Là encore, mieux vaut prendre les significations avec mesure : si certaines racines comme gwenn ou roz (la rose) sont assurées, d’autres sens relèvent surtout de la légende et de l’usage.

Le renouveau des prénoms bretons aujourd’hui

Longtemps mis de côté, voire refusés à l’état civil au profit des prénoms du calendrier français, les prénoms bretons connaissent depuis les années 1970 un véritable renouveau. La loi de 1993, qui a élargi la liberté de choix des parents, a accompagné ce mouvement de réappropriation identitaire et culturelle. Aujourd’hui, des prénoms comme Enora, Erwan, Maëlys ou Nolwenn figurent régulièrement parmi les choix prisés des familles, en Bretagne comme ailleurs en France.

Ce regain accompagne plus largement la vitalité de la culture bretonne, des festoù-noz aux écoles bilingues. Pour en savoir plus sur cette langue qui inspire tant de prénoms, découvrez nos pages consacrées au breton et aux expressions bretonnes.

L’affaire du tilde : Fañch et le « ñ »

En 2017, un couple finistérien souhaite prénommer son fils Fañch, avec le tilde sur le « n ». Le tribunal de Quimper refuse d’abord cette graphie, estimant que le signe n’appartient pas à la langue française. L’enjeu n’est pas qu’esthétique : en breton, le digramme note une voyelle nasale, et la suppression du tilde modifie la prononciation du prénom.

La cour d’appel de Rennes donne raison aux parents en 2018, jugeant que ce signe diacritique ne contrevient pas au principe de rédaction des actes publics en français. En 2019, la Cour de cassation rend la décision définitive. Plus récemment, le ministère de la Justice a demandé de ne plus contester l’usage du tilde et des autres signes diacritiques régionaux. Désormais, le petit Fañch et ses semblables peuvent porter leur prénom orthographié comme il se doit : une jolie victoire pour la diversité linguistique.

Questions fréquentes

Quels sont les prénoms bretons les plus connus ?

Côté masculin, Yann, Erwan, Ronan, Loïc, Gwenaël et Tanguy figurent parmi les plus répandus. Côté féminin, Nolwenn, Enora, Soazig, Rozenn, Maïwenn et Anna comptent parmi les plus appréciés.

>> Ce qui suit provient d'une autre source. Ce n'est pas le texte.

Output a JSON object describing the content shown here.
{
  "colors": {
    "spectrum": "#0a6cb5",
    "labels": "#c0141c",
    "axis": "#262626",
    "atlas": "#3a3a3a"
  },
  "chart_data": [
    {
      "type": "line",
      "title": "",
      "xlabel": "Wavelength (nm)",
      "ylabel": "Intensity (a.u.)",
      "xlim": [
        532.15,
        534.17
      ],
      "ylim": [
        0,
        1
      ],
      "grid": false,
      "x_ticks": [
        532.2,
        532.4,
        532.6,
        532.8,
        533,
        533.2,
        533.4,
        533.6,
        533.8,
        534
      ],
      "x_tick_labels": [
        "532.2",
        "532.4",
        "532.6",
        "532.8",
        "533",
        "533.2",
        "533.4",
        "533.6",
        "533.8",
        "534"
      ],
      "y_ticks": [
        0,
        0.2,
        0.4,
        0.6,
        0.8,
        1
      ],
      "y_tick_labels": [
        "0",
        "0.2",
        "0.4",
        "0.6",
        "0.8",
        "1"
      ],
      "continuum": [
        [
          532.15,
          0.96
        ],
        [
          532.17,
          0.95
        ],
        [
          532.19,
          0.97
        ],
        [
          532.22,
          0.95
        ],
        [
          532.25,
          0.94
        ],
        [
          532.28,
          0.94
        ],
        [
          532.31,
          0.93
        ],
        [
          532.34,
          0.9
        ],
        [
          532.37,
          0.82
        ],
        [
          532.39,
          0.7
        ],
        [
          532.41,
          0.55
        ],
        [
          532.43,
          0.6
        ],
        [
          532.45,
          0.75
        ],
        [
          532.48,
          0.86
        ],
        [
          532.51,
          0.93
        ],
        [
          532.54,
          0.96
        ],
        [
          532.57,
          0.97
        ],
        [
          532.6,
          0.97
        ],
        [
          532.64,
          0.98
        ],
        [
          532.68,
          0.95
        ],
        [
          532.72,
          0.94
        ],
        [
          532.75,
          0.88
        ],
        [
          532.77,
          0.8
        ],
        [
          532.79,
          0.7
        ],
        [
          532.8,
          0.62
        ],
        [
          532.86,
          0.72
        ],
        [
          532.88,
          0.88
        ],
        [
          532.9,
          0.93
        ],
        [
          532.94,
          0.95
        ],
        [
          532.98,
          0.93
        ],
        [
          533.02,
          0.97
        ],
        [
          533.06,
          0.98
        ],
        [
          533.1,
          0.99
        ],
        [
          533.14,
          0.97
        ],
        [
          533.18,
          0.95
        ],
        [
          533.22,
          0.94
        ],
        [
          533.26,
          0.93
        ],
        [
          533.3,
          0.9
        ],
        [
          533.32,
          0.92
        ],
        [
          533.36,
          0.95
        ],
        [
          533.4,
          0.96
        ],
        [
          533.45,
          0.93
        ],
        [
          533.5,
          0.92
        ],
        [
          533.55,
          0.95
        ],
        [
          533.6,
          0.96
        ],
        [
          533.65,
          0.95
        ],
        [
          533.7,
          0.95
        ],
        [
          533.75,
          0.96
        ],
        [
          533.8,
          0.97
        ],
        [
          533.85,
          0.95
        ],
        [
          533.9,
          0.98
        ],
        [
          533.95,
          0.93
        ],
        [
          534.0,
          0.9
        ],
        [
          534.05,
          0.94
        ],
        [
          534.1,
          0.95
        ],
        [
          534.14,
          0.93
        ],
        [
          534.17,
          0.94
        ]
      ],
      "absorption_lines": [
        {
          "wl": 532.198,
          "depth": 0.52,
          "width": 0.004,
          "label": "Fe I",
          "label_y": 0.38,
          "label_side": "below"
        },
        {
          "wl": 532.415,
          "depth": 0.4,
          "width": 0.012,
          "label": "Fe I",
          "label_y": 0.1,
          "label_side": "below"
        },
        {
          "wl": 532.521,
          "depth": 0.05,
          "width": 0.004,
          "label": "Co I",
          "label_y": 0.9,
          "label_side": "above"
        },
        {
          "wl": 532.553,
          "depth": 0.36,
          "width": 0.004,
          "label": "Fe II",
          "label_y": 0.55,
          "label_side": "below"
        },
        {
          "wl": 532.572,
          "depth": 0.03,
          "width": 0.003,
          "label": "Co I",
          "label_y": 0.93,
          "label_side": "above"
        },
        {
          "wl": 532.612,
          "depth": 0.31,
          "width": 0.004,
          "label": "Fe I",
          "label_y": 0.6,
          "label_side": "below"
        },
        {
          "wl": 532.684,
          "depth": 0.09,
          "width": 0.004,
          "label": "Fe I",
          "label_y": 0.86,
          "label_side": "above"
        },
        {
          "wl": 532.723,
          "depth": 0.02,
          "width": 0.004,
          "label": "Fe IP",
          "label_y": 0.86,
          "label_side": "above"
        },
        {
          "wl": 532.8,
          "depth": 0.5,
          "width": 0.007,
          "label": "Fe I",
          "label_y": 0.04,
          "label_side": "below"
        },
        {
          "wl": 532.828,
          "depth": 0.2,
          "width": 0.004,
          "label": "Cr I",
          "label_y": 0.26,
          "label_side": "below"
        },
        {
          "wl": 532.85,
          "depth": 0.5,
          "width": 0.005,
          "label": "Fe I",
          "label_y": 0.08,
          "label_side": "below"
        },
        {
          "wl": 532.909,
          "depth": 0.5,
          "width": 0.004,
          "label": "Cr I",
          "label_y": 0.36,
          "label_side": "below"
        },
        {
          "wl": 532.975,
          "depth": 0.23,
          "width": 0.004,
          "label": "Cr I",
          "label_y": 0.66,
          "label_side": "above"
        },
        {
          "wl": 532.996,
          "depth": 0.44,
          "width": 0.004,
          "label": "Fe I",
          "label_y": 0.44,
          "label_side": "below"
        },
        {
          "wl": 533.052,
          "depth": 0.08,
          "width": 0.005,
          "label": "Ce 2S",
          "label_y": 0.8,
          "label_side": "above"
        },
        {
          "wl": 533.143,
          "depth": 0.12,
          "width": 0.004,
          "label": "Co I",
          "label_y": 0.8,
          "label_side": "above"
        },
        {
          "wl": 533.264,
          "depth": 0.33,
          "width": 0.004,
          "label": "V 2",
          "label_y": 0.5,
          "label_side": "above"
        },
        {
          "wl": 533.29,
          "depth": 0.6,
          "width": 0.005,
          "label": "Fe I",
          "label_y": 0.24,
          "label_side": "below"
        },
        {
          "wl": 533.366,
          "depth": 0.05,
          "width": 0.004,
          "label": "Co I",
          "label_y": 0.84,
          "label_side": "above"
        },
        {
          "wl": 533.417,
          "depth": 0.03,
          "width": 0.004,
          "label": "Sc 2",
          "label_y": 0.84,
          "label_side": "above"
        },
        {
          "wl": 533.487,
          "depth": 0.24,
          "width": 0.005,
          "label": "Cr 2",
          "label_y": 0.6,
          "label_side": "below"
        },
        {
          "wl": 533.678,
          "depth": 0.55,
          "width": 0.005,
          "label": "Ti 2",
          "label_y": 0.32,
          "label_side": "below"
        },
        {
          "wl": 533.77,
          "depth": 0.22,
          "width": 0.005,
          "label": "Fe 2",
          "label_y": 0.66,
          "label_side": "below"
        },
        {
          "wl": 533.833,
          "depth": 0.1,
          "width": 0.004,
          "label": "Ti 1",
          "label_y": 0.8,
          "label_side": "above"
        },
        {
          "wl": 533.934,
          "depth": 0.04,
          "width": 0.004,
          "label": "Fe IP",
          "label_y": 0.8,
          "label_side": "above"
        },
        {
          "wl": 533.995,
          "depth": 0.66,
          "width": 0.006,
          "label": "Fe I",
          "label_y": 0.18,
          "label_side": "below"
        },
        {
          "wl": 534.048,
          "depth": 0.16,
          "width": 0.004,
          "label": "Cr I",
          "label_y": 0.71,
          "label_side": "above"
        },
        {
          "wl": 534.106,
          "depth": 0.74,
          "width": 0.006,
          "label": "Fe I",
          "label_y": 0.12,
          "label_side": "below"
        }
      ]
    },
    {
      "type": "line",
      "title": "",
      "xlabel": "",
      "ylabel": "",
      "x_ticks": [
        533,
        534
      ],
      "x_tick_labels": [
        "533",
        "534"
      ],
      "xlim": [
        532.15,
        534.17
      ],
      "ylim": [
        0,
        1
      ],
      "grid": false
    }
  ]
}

Beaucoup renvoient à des saints ou à des racines de la langue bretonne.

Que signifie la racine « gwenn » dans les prénoms bretons ?

Le mot breton gwenn signifie « blanc », et par extension « pur » ou « heureux ». On le reconnaît dans de nombreux prénoms comme Gwenn, Gwenaël, Nolwenn ou Maïwenn. C’est l’une des racines les plus sûres et les plus fécondes du répertoire breton.

Pourquoi les prénoms bretons sont-ils liés à des saints ?

Aux Ve et VIe siècles, des moines évangélisateurs venus de Grande-Bretagne et d’Irlande ont fondé paroisses et évêchés en Armorique. Devenus saints populaires, ils ont donné leur nom à des lieux et à des personnes : Ronan, Gildas, Tanguy, Malo ou Erwan en sont de beaux exemples.

Le tilde de Fañch est-il aujourd’hui autorisé ?

Oui. Après une longue bataille judiciaire conclue par la Cour de cassation en 2019, puis une clarification du ministère de la Justice, le tilde et les autres signes diacritiques régionaux sont désormais acceptés à l’état civil. Les parents peuvent donc prénommer leur enfant Fañch sans crainte d’un refus.